Since people have addressed (2-4), I'll address (1). There is indeed a fast argument.
Namely, you have a flat family of curves $X\to \operatorname{Spec}(\mathcal{O}_{K, p})$. You are interested in comparing the geometric genus of the generic fiber $X_K$ to that of the special fiber $X_{\mathbb{F}_q}$. Note that by constancy of Euler characteristic in flat families, $$1-p_a({X_K})=\chi(\mathcal{O}_{X_K})=\chi(\mathcal{O}_{X_{\mathbb{F}_q}})=1-p_a(X_{\mathbb{F}_q}).$$where $p_a$ denotes arithmetic genus. So the arithmetic genera of the fibers are equal. Since you've required that the fibers $X_K$ and $X_{\mathbb{F}_q}$ are smooth, their geometric genera equal their arithmetic genera, which completes the argument.

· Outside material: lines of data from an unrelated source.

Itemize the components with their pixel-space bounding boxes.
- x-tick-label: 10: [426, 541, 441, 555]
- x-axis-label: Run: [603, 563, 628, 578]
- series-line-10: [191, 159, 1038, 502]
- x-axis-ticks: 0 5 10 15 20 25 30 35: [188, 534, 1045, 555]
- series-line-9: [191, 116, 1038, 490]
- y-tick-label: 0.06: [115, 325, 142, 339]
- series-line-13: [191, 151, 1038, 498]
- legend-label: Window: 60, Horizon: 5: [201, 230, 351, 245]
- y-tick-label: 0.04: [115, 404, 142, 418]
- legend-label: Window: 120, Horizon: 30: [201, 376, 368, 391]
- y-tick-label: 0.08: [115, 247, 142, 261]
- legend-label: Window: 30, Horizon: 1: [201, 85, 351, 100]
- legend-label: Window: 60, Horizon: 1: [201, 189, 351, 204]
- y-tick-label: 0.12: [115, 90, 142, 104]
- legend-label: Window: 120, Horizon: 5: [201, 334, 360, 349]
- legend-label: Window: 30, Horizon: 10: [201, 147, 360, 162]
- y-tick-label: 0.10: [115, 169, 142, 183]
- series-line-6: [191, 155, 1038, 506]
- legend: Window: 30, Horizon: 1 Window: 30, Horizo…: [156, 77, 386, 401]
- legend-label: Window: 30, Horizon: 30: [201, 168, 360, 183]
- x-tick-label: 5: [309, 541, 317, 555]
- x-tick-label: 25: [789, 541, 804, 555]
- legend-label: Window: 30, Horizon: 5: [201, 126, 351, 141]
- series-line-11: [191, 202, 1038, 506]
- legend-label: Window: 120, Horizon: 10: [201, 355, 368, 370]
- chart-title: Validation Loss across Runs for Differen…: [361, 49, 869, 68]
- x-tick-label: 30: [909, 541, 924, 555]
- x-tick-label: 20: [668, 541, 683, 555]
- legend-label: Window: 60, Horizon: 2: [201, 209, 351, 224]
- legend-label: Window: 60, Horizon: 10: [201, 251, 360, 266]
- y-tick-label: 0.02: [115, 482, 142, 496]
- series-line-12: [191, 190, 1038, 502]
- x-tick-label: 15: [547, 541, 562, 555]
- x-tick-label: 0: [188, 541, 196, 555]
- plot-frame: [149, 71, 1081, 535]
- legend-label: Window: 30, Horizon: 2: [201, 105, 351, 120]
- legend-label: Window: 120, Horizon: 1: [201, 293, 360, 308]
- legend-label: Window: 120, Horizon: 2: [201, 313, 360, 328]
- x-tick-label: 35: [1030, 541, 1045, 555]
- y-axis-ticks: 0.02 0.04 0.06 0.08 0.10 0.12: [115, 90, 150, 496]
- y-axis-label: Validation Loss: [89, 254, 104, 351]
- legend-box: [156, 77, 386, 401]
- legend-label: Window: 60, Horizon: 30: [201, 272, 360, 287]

ADDED (12/19/2012): I'd also like to add a comment about the Hodge decomposition for curves, to complement Christian's excellent answer. Namely, one can see that the Hodge-theoretic predictions one would make from the situation over $\mathbb{C}$ are true for smooth projective curves over any base. A rigorous version of this is given (with a sketch proof) as Theorem 2 in these notes of mine.